As far as developing multiple models based on smaller groups of more similar species first to increase predictive ability for that group, I think this approach could make a difference. However, again from the RNAChallenge dataset, it’s sometimes surprising which tools performed better when trained on a more diverse dataset or a dataset that is more similar to the query species — I don’t think there’s a consistent signal. We are also hopeful that in using ESM, which was trained on a very diverse set of proteins, plm-utils might be more applicable to unseen species. However, we haven’t tested this directly.

?
Brayon Fremin:

Very well written! Might be cool to expand further into phage and other viruses, which are highly enriched in small genes.

?
Taylor Reiter:

That is a very interesting idea. I think using bacteria and archaea could expand the number of ORFs we look at as well.
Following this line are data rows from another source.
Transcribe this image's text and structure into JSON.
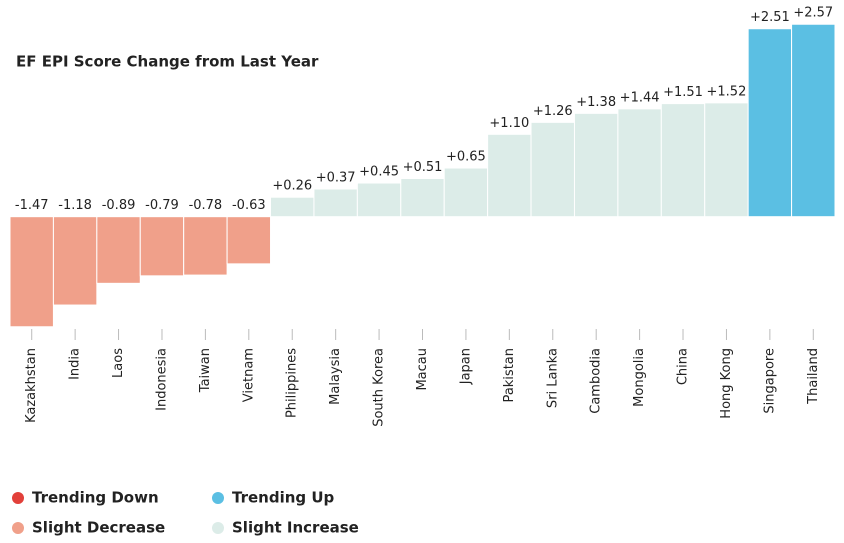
{
  "chart_data": {
    "type": "bar",
    "title": "EF EPI Score Change from Last Year",
    "categories": [
      "Kazakhstan",
      "India",
      "Laos",
      "Indonesia",
      "Taiwan",
      "Vietnam",
      "Philippines",
      "Malaysia",
      "South Korea",
      "Macau",
      "Japan",
      "Pakistan",
      "Sri Lanka",
      "Cambodia",
      "Mongolia",
      "China",
      "Hong Kong",
      "Singapore",
      "Thailand"
    ],
    "values": [
      -1.47,
      -1.18,
      -0.89,
      -0.79,
      -0.78,
      -0.63,
      0.26,
      0.37,
      0.45,
      0.51,
      0.65,
      1.1,
      1.26,
      1.38,
      1.44,
      1.51,
      1.52,
      2.51,
      2.57
    ],
    "value_labels": [
      "-1.47",
      "-1.18",
      "-0.89",
      "-0.79",
      "-0.78",
      "-0.63",
      "+0.26",
      "+0.37",
      "+0.45",
      "+0.51",
      "+0.65",
      "+1.10",
      "+1.26",
      "+1.38",
      "+1.44",
      "+1.51",
      "+1.52",
      "+2.51",
      "+2.57"
    ],
    "legend": [
      {
        "name": "Trending Down",
        "color": "#e2403a"
      },
      {
        "name": "Trending Up",
        "color": "#5bbfe3"
      },
      {
        "name": "Slight Decrease",
        "color": "#f0a08a"
      },
      {
        "name": "Slight Increase",
        "color": "#dcece8"
      }
    ],
    "groups": [
      2,
      2,
      2,
      2,
      2,
      2,
      3,
      3,
      3,
      3,
      3,
      3,
      3,
      3,
      3,
      3,
      3,
      1,
      1
    ],
    "ylim": [
      -1.5,
      2.6
    ]
  }
}
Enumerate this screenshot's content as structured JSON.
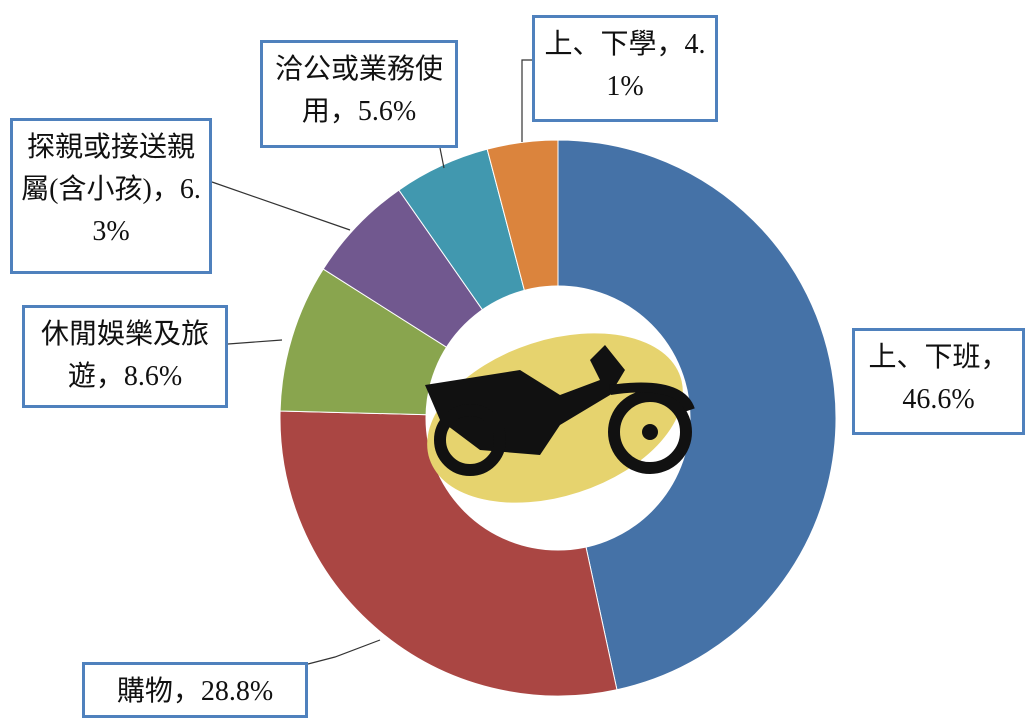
{
  "chart_data": {
    "type": "donut",
    "categories": [
      "上、下班，",
      "購物，",
      "休閒娛樂及旅遊，",
      "探親或接送親屬(含小孩)，",
      "洽公或業務使用，",
      "上、下學，"
    ],
    "values": [
      46.6,
      28.8,
      8.6,
      6.3,
      5.6,
      4.1
    ],
    "value_labels": [
      "46.6%",
      "28.8%",
      "8.6%",
      "6.3%",
      "5.6%",
      "4.1%"
    ],
    "colors": [
      "#4572a7",
      "#aa4643",
      "#89a54e",
      "#71588f",
      "#4198af",
      "#db843d"
    ]
  }
}
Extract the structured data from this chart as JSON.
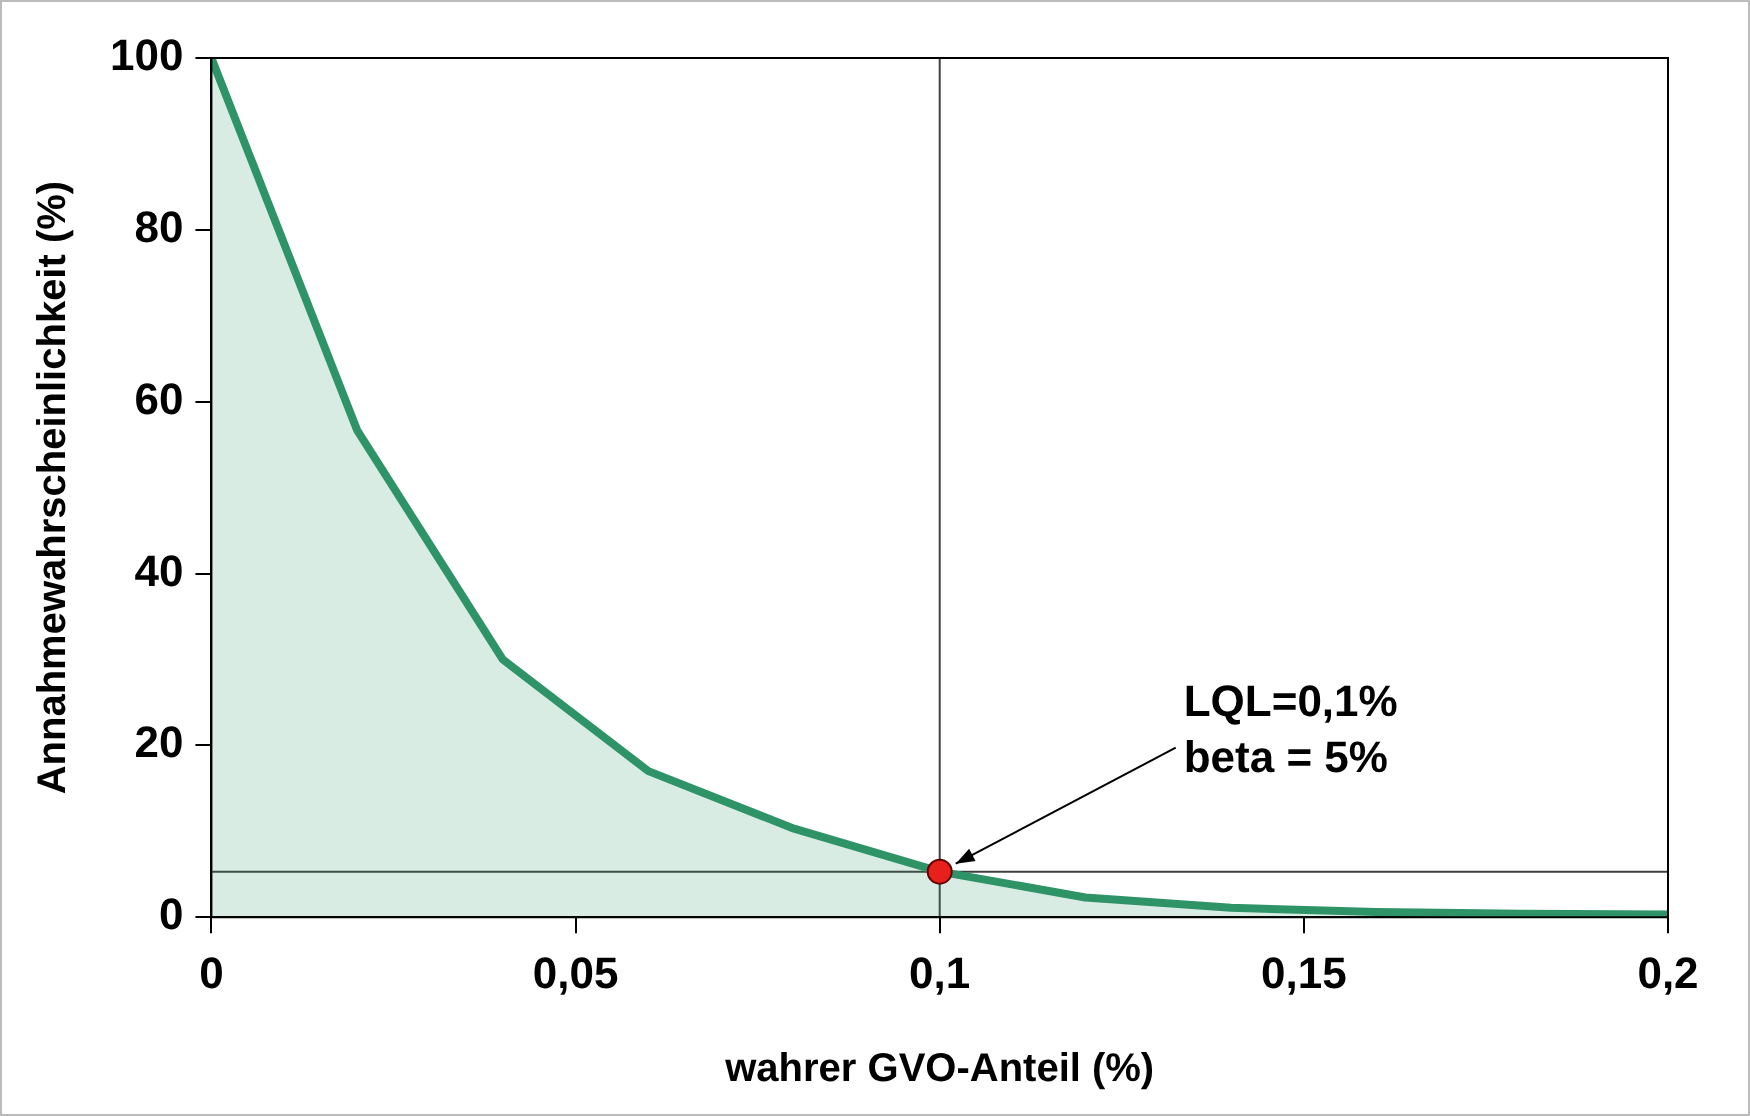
{
  "chart_data": {
    "type": "area",
    "xlabel": "wahrer GVO-Anteil (%)",
    "ylabel": "Annahmewahrscheinlichkeit (%)",
    "series": [
      {
        "color": "#2e9468",
        "x": [
          0,
          0.02,
          0.04,
          0.06,
          0.08,
          0.1,
          0.12,
          0.14,
          0.16,
          0.18,
          0.2
        ],
        "values": [
          100,
          56.7,
          30,
          17,
          10.3,
          5.3,
          2.3,
          1.1,
          0.6,
          0.4,
          0.3
        ]
      },
      {
        "type": "scatter",
        "color": "#e8201c",
        "x": [
          0.1
        ],
        "values": [
          5.3
        ]
      }
    ],
    "xlim": [
      0,
      0.2
    ],
    "xticks": [
      0,
      {
        "value": 0.05,
        "label": "0,05"
      },
      {
        "value": 0.1,
        "label": "0,1"
      },
      {
        "value": 0.15,
        "label": "0,15"
      },
      {
        "value": 0.2,
        "label": "0,2"
      }
    ],
    "ylim": [
      0,
      100
    ],
    "yticks": [
      0,
      20,
      40,
      60,
      80,
      100
    ],
    "ref_lines": [
      {
        "axis": "x",
        "value": 0.1,
        "color": "#404040"
      },
      {
        "axis": "y",
        "value": 5.3,
        "color": "#404040"
      }
    ],
    "annotations": [
      {
        "text": "LQL=0,1%\nbeta = 5%",
        "x": 0.1,
        "y": 5.3
      }
    ],
    "grid": false,
    "legend": false
  }
}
I would be interested to see if including non-Eukaryotes adds any predictive power for Eukaryotes, or if it only increases the accuracy for the thing we expand with (ex. viruses for viruses). I suspect the latter, but would be very happy if it were the former. We’ll keep this in mind next time we use the tool, and would love to hear if you try it out in the virus/phage space!

?
Anthony Gitter:

If Arcadia is considered a Commercial Entity, it may not be able to use ESM3-open under the standard Community License Agreement. Sticking with open protein language models would be more compatible with your MIT-licensed plmutils.

?
Taylor Reiter:

Thank you, Anthony! We hadn’t considered ESM3’s license yet, thank you for flagging this.